Friday, October 19, 2018

Hadits Syadz


KATA PENGANTAR

 Puji dan Syukur Penulis Panjatkan ke Hadirat Tuhan Yang Maha Esa karena berkat limpahan Rahmat dan Karunia-Nya sehingga penulis dapat menyusun makalah ini tepat pada waktunya. Makalah ini membahas Hadits Syadz.
Dalam penyusunan makalah ini, penulis banyak mendapat tantangan dan hambatan akan tetapi dengan bantuan dari berbagai pihak tantangan itu bisa teratasi. Olehnya itu, penulis mengucapkan terima kasih yang sebesar-besarnya kepada semua pihak yang telah membantu dalam penyusunan makalah ini, semoga bantuannya mendapat balasan yang setimpal dari Allah SWT Yang Mahaesa. Penulis menyadari bahwa makalah ini masih jauh dari kesempurnaan baik dari bentuk penyusunan maupun materinya. Kritik konstruktif dari pembaca sangat penulis harapkan untuk penyempurnaan makalah selanjutnya.
Akhir kata semoga makalah ini dapat memberikan manfaat kepada kita sekalian.



PENDAHULUAN

Hadits merupakan sumber kedua setelah al-Qu’ran.
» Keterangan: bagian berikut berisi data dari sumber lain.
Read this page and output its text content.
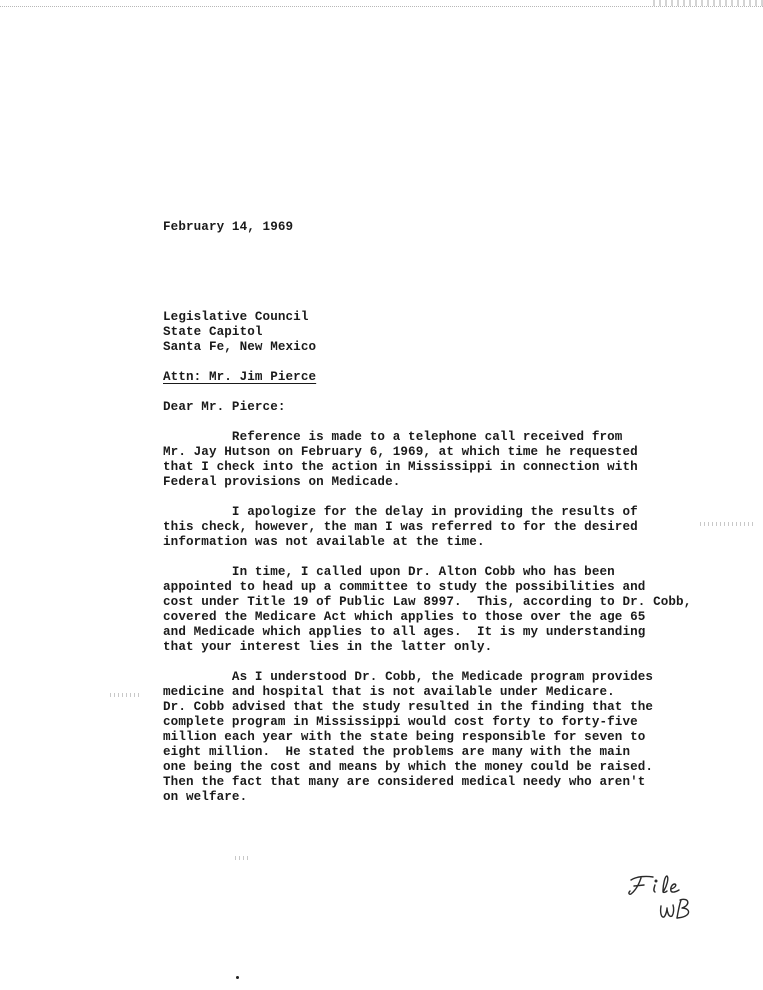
February 14, 1969
Legislative Council
State Capitol
Santa Fe, New Mexico
Attn: Mr. Jim Pierce
Dear Mr. Pierce:
Reference is made to a telephone call received from
Mr. Jay Hutson on February 6, 1969, at which time he requested
that I check into the action in Mississippi in connection with
Federal provisions on Medicade.
I apologize for the delay in providing the results of
this check, however, the man I was referred to for the desired
information was not available at the time.
In time, I called upon Dr. Alton Cobb who has been
appointed to head up a committee to study the possibilities and
cost under Title 19 of Public Law 8997.  This, according to Dr. Cobb,
covered the Medicare Act which applies to those over the age 65
and Medicade which applies to all ages.  It is my understanding
that your interest lies in the latter only.
As I understood Dr. Cobb, the Medicade program provides
medicine and hospital that is not available under Medicare.
Dr. Cobb advised that the study resulted in the finding that the
complete program in Mississippi would cost forty to forty-five
million each year with the state being responsible for seven to
eight million.  He stated the problems are many with the main
one being the cost and means by which the money could be raised.
Then the fact that many are considered medical needy who aren't
on welfare.
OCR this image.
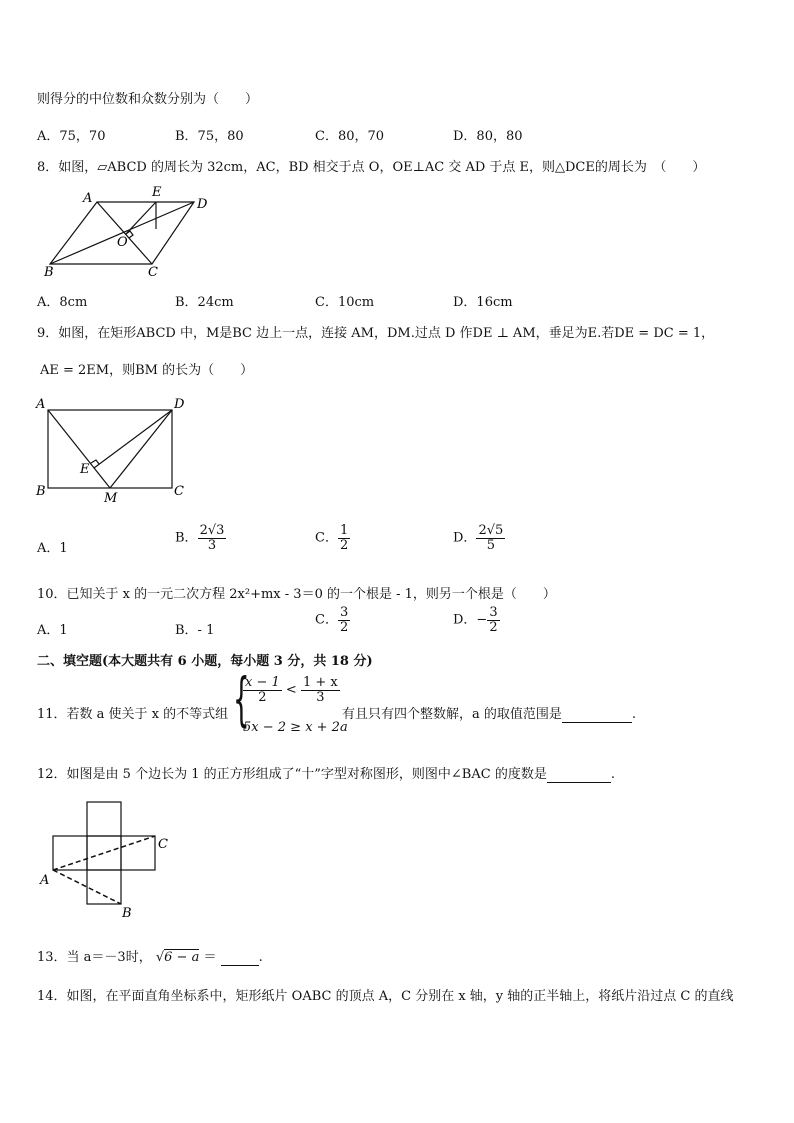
则得分的中位数和众数分别为（　　）
A．75，70	B．75，80	C．80，70	D．80，80
8．如图，▱ABCD 的周长为 32cm，AC，BD 相交于点 O，OE⊥AC 交 AD 于点 E，则△DCE的周长为　（　　）
A	E
D
O
B	C
A．8cm	B．24cm	C．10cm	D．16cm
9．如图，在矩形ABCD 中，M是BC 边上一点，连接 AM，DM.过点 D 作DE ⊥ AM，垂足为E.若DE = DC = 1，
AE = 2EM，则BM 的长为（　　）
A	D
E
B	M	C
A．1
B． $\frac{2√3}{3}$	C． $\frac{1}{2}$	D． $\frac{2√5}{5}$
10．已知关于 x 的一元二次方程 2x²+mx - 3＝0 的一个根是 - 1，则另一个根是（　　）
A．1	B．- 1
C． $\frac{3}{2}$	D．− $\frac{3}{2}$
二、填空题(本大题共有 6 小题，每小题 3 分，共 18 分)
11．若数 a 使关于 x 的不等式组 {
$\frac{x - 1}{2} < \frac{1 + x}{3}$
5x − 2 ≥ x + 2a
有且只有四个整数解，a 的取值范围是	.
12．如图是由 5 个边长为 1 的正方形组成了“十”字型对称图形，则图中∠BAC 的度数是	.
A
B
C
13．当 a＝－3时， √6 − a ＝	.
14．如图，在平面直角坐标系中，矩形纸片 OABC 的顶点 A，C 分别在 x 轴，y 轴的正半轴上，将纸片沿过点 C 的直线
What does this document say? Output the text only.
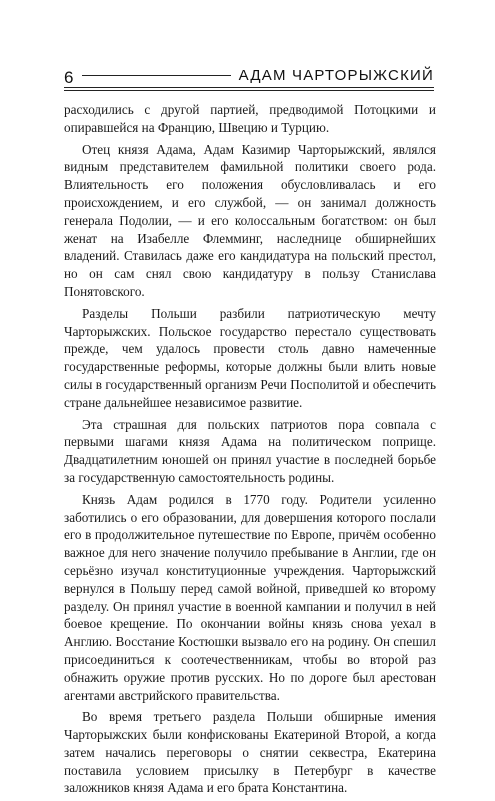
6	АДАМ ЧАРТОРЫЖСКИЙ

расходились с другой партией, предводимой Потоцкими и опиравшейся на Францию, Швецию и Турцию.

Отец князя Адама, Адам Казимир Чарторыжский, являлся видным представителем фамильной политики своего рода. Влиятельность его положения обусловливалась и его происхождением, и его службой, — он занимал должность генерала Подолии, — и его колоссальным богатством: он был женат на Изабелле Флемминг, наследнице обширнейших владений. Ставилась даже его кандидатура на польский престол, но он сам снял свою кандидатуру в пользу Станислава Понятовского.

Разделы Польши разбили патриотическую мечту Чарторыжских. Польское государство перестало существовать прежде, чем удалось провести столь давно намеченные государственные реформы, которые должны были влить новые силы в государственный организм Речи Посполитой и обеспечить стране дальнейшее независимое развитие.

Эта страшная для польских патриотов пора совпала с первыми шагами князя Адама на политическом поприще. Двадцатилетним юношей он принял участие в последней борьбе за государственную самостоятельность родины.

Князь Адам родился в 1770 году. Родители усиленно заботились о его образовании, для довершения которого послали его в продолжительное путешествие по Европе, причём особенно важное для него значение получило пребывание в Англии, где он серьёзно изучал конституционные учреждения. Чарторыжский вернулся в Польшу перед самой войной, приведшей ко второму разделу. Он принял участие в военной кампании и получил в ней боевое крещение. По окончании войны князь снова уехал в Англию. Восстание Костюшки вызвало его на родину. Он спешил присоединиться к соотечественникам, чтобы во второй раз обнажить оружие против русских. Но по дороге был арестован агентами австрийского правительства.

Во время третьего раздела Польши обширные имения Чарторыжских были конфискованы Екатериной Второй, а когда затем начались переговоры о снятии секвестра, Екатерина поставила условием присылку в Петербург в качестве заложников князя Адама и его брата Константина.
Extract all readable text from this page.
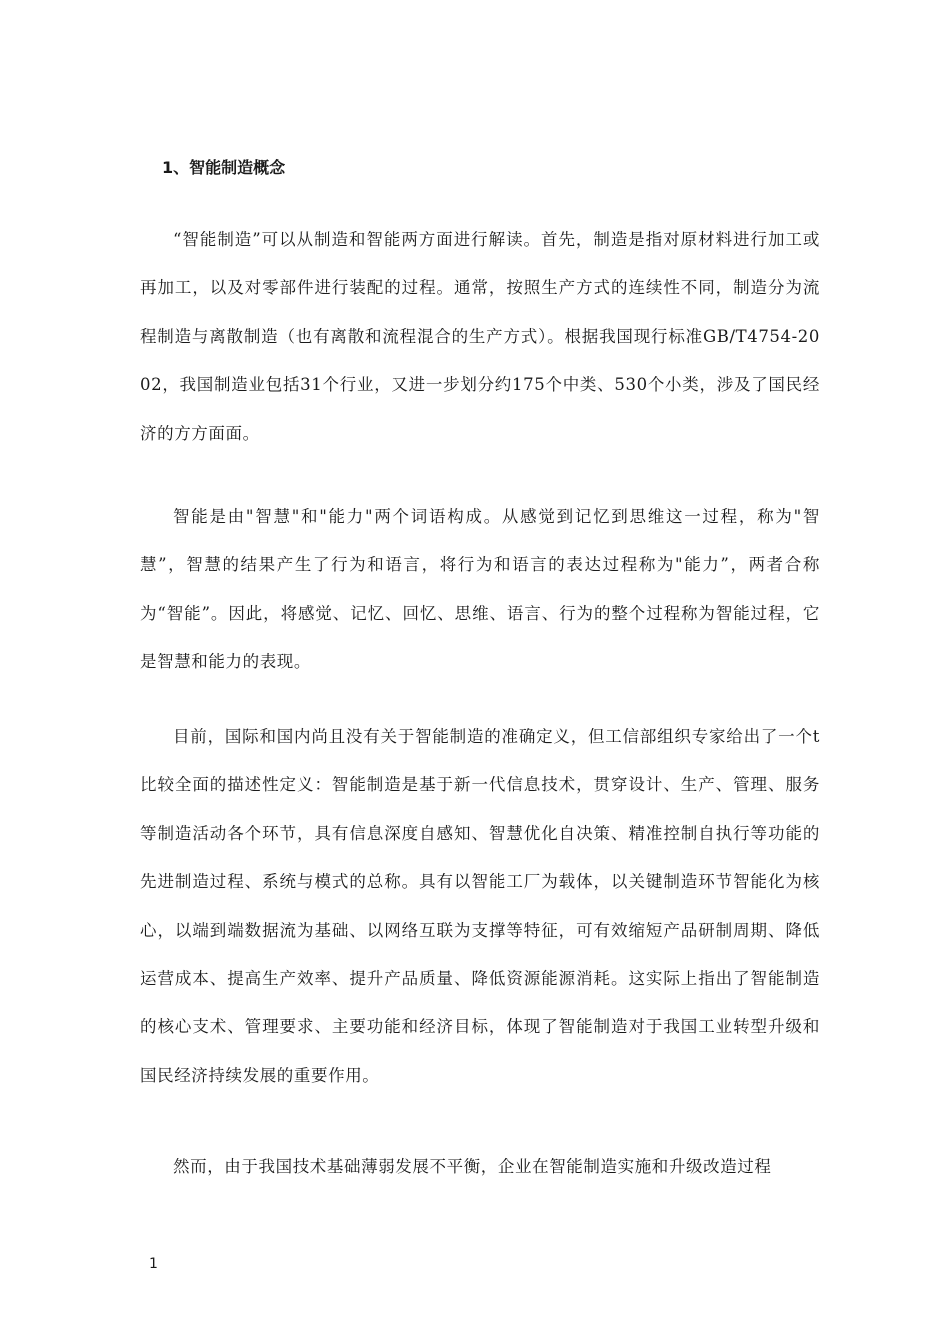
1、智能制造概念

“智能制造”可以从制造和智能两方面进行解读。首先，制造是指对原材料进行加工或再加工，以及对零部件进行装配的过程。通常，按照生产方式的连续性不同，制造分为流程制造与离散制造（也有离散和流程混合的生产方式）。根据我国现行标准GB/T4754-2002，我国制造业包括31个行业，又进一步划分约175个中类、530个小类，涉及了国民经济的方方面面。

智能是由"智慧"和"能力"两个词语构成。从感觉到记忆到思维这一过程，称为"智慧”，智慧的结果产生了行为和语言，将行为和语言的表达过程称为"能力”，两者合称为“智能”。因此，将感觉、记忆、回忆、思维、语言、行为的整个过程称为智能过程，它是智慧和能力的表现。

目前，国际和国内尚且没有关于智能制造的准确定义，但工信部组织专家给出了一个t比较全面的描述性定义：智能制造是基于新一代信息技术，贯穿设计、生产、管理、服务等制造活动各个环节，具有信息深度自感知、智慧优化自决策、精准控制自执行等功能的先进制造过程、系统与模式的总称。具有以智能工厂为载体，以关键制造环节智能化为核心，以端到端数据流为基础、以网络互联为支撑等特征，可有效缩短产品研制周期、降低运营成本、提高生产效率、提升产品质量、降低资源能源消耗。这实际上指出了智能制造的核心支术、管理要求、主要功能和经济目标，体现了智能制造对于我国工业转型升级和国民经济持续发展的重要作用。

然而，由于我国技术基础薄弱发展不平衡，企业在智能制造实施和升级改造过程

1
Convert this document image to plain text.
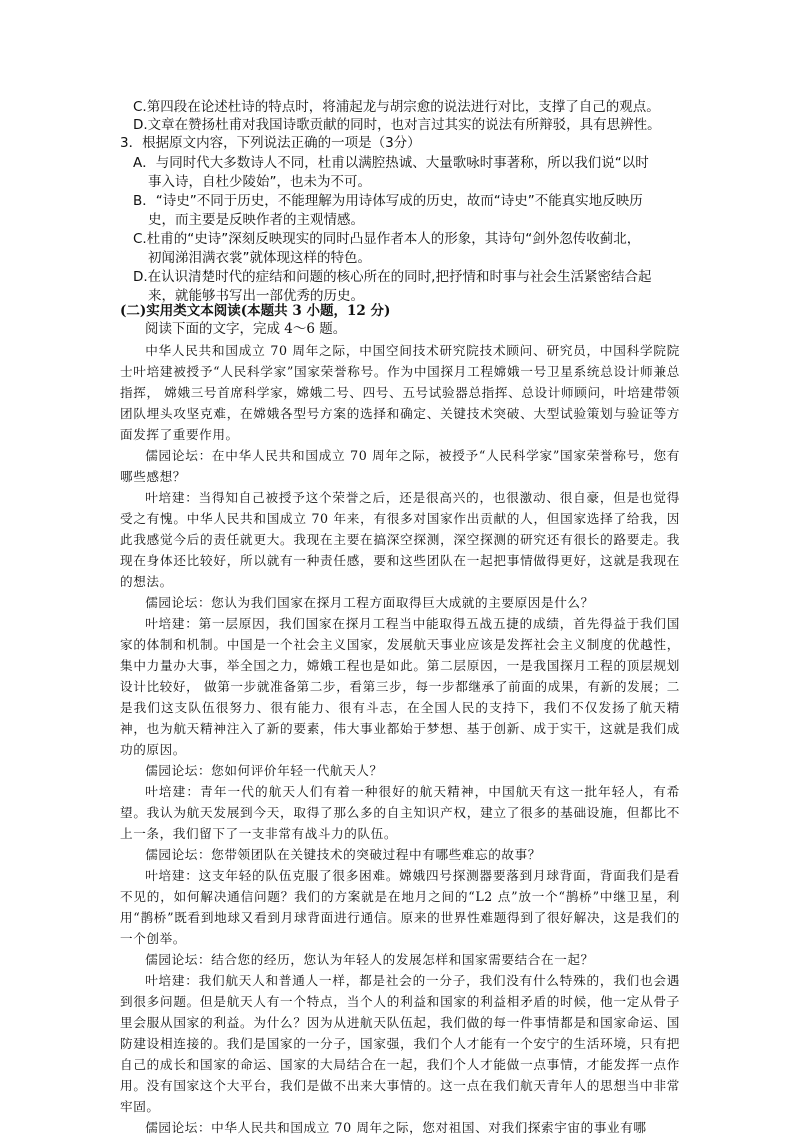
C.第四段在论述杜诗的特点时，将浦起龙与胡宗愈的说法进行对比，支撑了自己的观点。
D.文章在赞扬杜甫对我国诗歌贡献的同时，也对言过其实的说法有所辩驳，具有思辨性。
3．根据原文内容，下列说法正确的一项是（3分）
A．与同时代大多数诗人不同，杜甫以满腔热诚、大量歌咏时事著称，所以我们说“以时
事入诗，自杜少陵始”，也未为不可。
B．“诗史”不同于历史，不能理解为用诗体写成的历史，故而“诗史”不能真实地反映历
史，而主要是反映作者的主观情感。
C.杜甫的“史诗”深刻反映现实的同时凸显作者本人的形象，其诗句“剑外忽传收蓟北，
初闻涕泪满衣裳”就体现这样的特色。
D.在认识清楚时代的症结和问题的核心所在的同时,把抒情和时事与社会生活紧密结合起
来，就能够书写出一部优秀的历史。
(二)实用类文本阅读(本题共 3 小题，12 分)
阅读下面的文字，完成 4～6 题。

中华人民共和国成立 70 周年之际，中国空间技术研究院技术顾问、研究员，中国科学院院士叶培建被授予“人民科学家”国家荣誉称号。作为中国探月工程嫦娥一号卫星系统总设计师兼总指挥， 嫦娥三号首席科学家，嫦娥二号、四号、五号试验器总指挥、总设计师顾问，叶培建带领团队埋头攻坚克难，在嫦娥各型号方案的选择和确定、关键技术突破、大型试验策划与验证等方面发挥了重要作用。

儒园论坛：在中华人民共和国成立 70 周年之际，被授予“人民科学家”国家荣誉称号，您有哪些感想？

叶培建：当得知自己被授予这个荣誉之后，还是很高兴的，也很激动、很自豪，但是也觉得受之有愧。中华人民共和国成立 70 年来，有很多对国家作出贡献的人，但国家选择了给我，因此我感觉今后的责任就更大。我现在主要在搞深空探测，深空探测的研究还有很长的路要走。我现在身体还比较好，所以就有一种责任感，要和这些团队在一起把事情做得更好，这就是我现在的想法。

儒园论坛：您认为我们国家在探月工程方面取得巨大成就的主要原因是什么？

叶培建：第一层原因，我们国家在探月工程当中能取得五战五捷的成绩，首先得益于我们国家的体制和机制。中国是一个社会主义国家，发展航天事业应该是发挥社会主义制度的优越性，集中力量办大事，举全国之力，嫦娥工程也是如此。第二层原因，一是我国探月工程的顶层规划设计比较好， 做第一步就准备第二步，看第三步，每一步都继承了前面的成果，有新的发展；二是我们这支队伍很努力、很有能力、很有斗志，在全国人民的支持下，我们不仅发扬了航天精神，也为航天精神注入了新的要素，伟大事业都始于梦想、基于创新、成于实干，这就是我们成功的原因。

儒园论坛：您如何评价年轻一代航天人？

叶培建：青年一代的航天人们有着一种很好的航天精神，中国航天有这一批年轻人，有希望。我认为航天发展到今天，取得了那么多的自主知识产权，建立了很多的基础设施，但都比不上一条，我们留下了一支非常有战斗力的队伍。

儒园论坛：您带领团队在关键技术的突破过程中有哪些难忘的故事？

叶培建：这支年轻的队伍克服了很多困难。嫦娥四号探测器要落到月球背面，背面我们是看不见的，如何解决通信问题？我们的方案就是在地月之间的“L2 点”放一个“鹊桥”中继卫星，利用“鹊桥”既看到地球又看到月球背面进行通信。原来的世界性难题得到了很好解决，这是我们的一个创举。

儒园论坛：结合您的经历，您认为年轻人的发展怎样和国家需要结合在一起？

叶培建：我们航天人和普通人一样，都是社会的一分子，我们没有什么特殊的，我们也会遇到很多问题。但是航天人有一个特点，当个人的利益和国家的利益相矛盾的时候，他一定从骨子里会服从国家的利益。为什么？因为从进航天队伍起，我们做的每一件事情都是和国家命运、国防建设相连接的。我们是国家的一分子，国家强，我们个人才能有一个安宁的生活环境，只有把自己的成长和国家的命运、国家的大局结合在一起，我们个人才能做一点事情，才能发挥一点作用。没有国家这个大平台，我们是做不出来大事情的。这一点在我们航天青年人的思想当中非常牢固。

儒园论坛：中华人民共和国成立 70 周年之际，您对祖国、对我们探索宇宙的事业有哪
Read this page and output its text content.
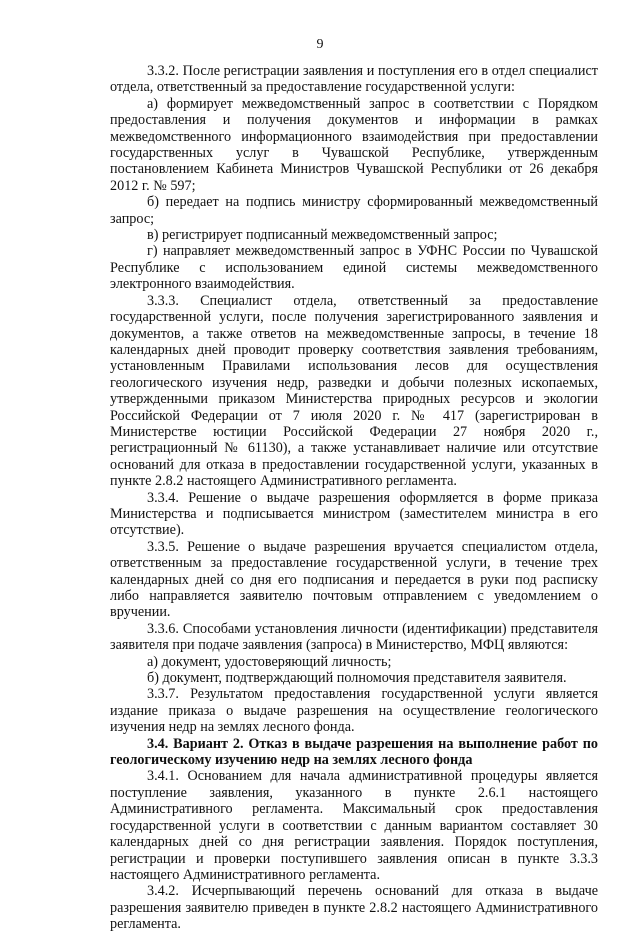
9

3.3.2. После регистрации заявления и поступления его в отдел специалист отдела, ответственный за предоставление государственной услуги:

а) формирует межведомственный запрос в соответствии с Порядком предоставления и получения документов и информации в рамках межведомственного информационного взаимодействия при предоставлении государственных услуг в Чувашской Республике, утвержденным постановлением Кабинета Министров Чувашской Республики от 26 декабря 2012 г. № 597;

б) передает на подпись министру сформированный межведомственный запрос;

в) регистрирует подписанный межведомственный запрос;

г) направляет межведомственный запрос в УФНС России по Чувашской Республике с использованием единой системы межведомственного электронного взаимодействия.

3.3.3. Специалист отдела, ответственный за предоставление государственной услуги, после получения зарегистрированного заявления и документов, а также ответов на межведомственные запросы, в течение 18 календарных дней проводит проверку соответствия заявления требованиям, установленным Правилами использования лесов для осуществления геологического изучения недр, разведки и добычи полезных ископаемых, утвержденными приказом Министерства природных ресурсов и экологии Российской Федерации от 7 июля 2020 г. № 417 (зарегистрирован в Министерстве юстиции Российской Федерации 27 ноября 2020 г., регистрационный № 61130), а также устанавливает наличие или отсутствие оснований для отказа в предоставлении государственной услуги, указанных в пункте 2.8.2 настоящего Административного регламента.

3.3.4. Решение о выдаче разрешения оформляется в форме приказа Министерства и подписывается министром (заместителем министра в его отсутствие).

3.3.5. Решение о выдаче разрешения вручается специалистом отдела, ответственным за предоставление государственной услуги, в течение трех календарных дней со дня его подписания и передается в руки под расписку либо направляется заявителю почтовым отправлением с уведомлением о вручении.

3.3.6. Способами установления личности (идентификации) представителя заявителя при подаче заявления (запроса) в Министерство, МФЦ являются:

а) документ, удостоверяющий личность;

б) документ, подтверждающий полномочия представителя заявителя.

3.3.7. Результатом предоставления государственной услуги является издание приказа о выдаче разрешения на осуществление геологического изучения недр на землях лесного фонда.

3.4. Вариант 2. Отказ в выдаче разрешения на выполнение работ по геологическому изучению недр на землях лесного фонда

3.4.1. Основанием для начала административной процедуры является поступление заявления, указанного в пункте 2.6.1 настоящего Административного регламента. Максимальный срок предоставления государственной услуги в соответствии с данным вариантом составляет 30 календарных дней со дня регистрации заявления. Порядок поступления, регистрации и проверки поступившего заявления описан в пункте 3.3.3 настоящего Административного регламента.

3.4.2. Исчерпывающий перечень оснований для отказа в выдаче разрешения заявителю приведен в пункте 2.8.2 настоящего Административного регламента.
Banyak anggapan bahwa hadits tidak bisa diteliti, akan tetapi lambat laun anggapan itu luntur dengan sendirinya dengan bukti dari hari kehari semakin banyak orang yang berani untuk mengkaji tentang hadis. Hal ini tentunya menjadi hal baru dalam kazhanah keilmuan Islam dan tentunya hal ini juga tidaklah melanggar aturan-aturan syar’i, karena memang tidak ada hukum-hukum syar’i yang melarangnya.
Kesalahan dalam mengartikulasi dan mentranskrip ungkapan matan pada umumnya dipicu oleh kondisi pendengaran yang kurang baik atau teks yang tidak memadai. Sehingga kebenaran informasi yang didapat tidak mencapai kesempurnaan.
Oleh karena itu kita harus tau apa-apa yang berkaitam dengan hal itu terutama masalah sanad dan matan.

A.    Pengertian
            Secara etimologi, Syadz artinya: yang ganjil, yang jarang ada, yang menyalahi.[1] Secara Terminologi, yaitu menurut Muhaddisin, ialah:
ما رواه المقبول مخالفامن كان اُرجع منه لمزيدضبط اًوكثره عد داُو غير زلك من وجوه التر جيحات
“Hadits yang diriwayatakan oleh seorang yang makbul(tsiqah) menyalahi riwayat orang yang lebih rajih, lantaran mempunyai kelebihan kedlabitan atau banyak sanad atau lain sebagainya dari segi pentarjihan.[2]
Adapula yang mendefenisikan bahwa Hadits Syadz adalah hadits yang diriwayatkan oleh seorang rawi yang maqbul, yang menyalahi riwayat orang yang lebih utama darinya, baik karena jumlahnya lebihbanyak ataupun lebihtinggi daya hapalnya, yang padaintinya sama dengan defenisi diatas.[3]
Dari beberapa defenisi tersebut memberi pengertian kepada kita bahwa periwayatan yang hanya dilakukan melalui satu jalur sanad, tidak  bias dikatakan syadz, meskipun sanad tersebutlemah. Periwayatan baru dapat dikatakan syadz apabila pada matan-nya terjadi pertentangan dengan dalil yang lebih kuat.
Jika ada hadits yang diriwayatkan dengan satu jalur sanad, bertentangan dengan hadits yang diriwayatkan melalui dua atau tiga jalur sanad, maka hadits yang diriwayatkan melalui satu jalur sanad tersebut menjad isyadz.
Dengan kata lain, hadits yang diriwayatkan oleh orang-orang yang diterima periwayatanya, tetapi riwayat itu menyalahi riwayat perawi yang lebih kuat. Maka hadits yang diriwayatkan oleh perawi yang lebihkuat, disebut hadits mahfuzh, sdangkan yang satunya disebut hadits syadz.[4]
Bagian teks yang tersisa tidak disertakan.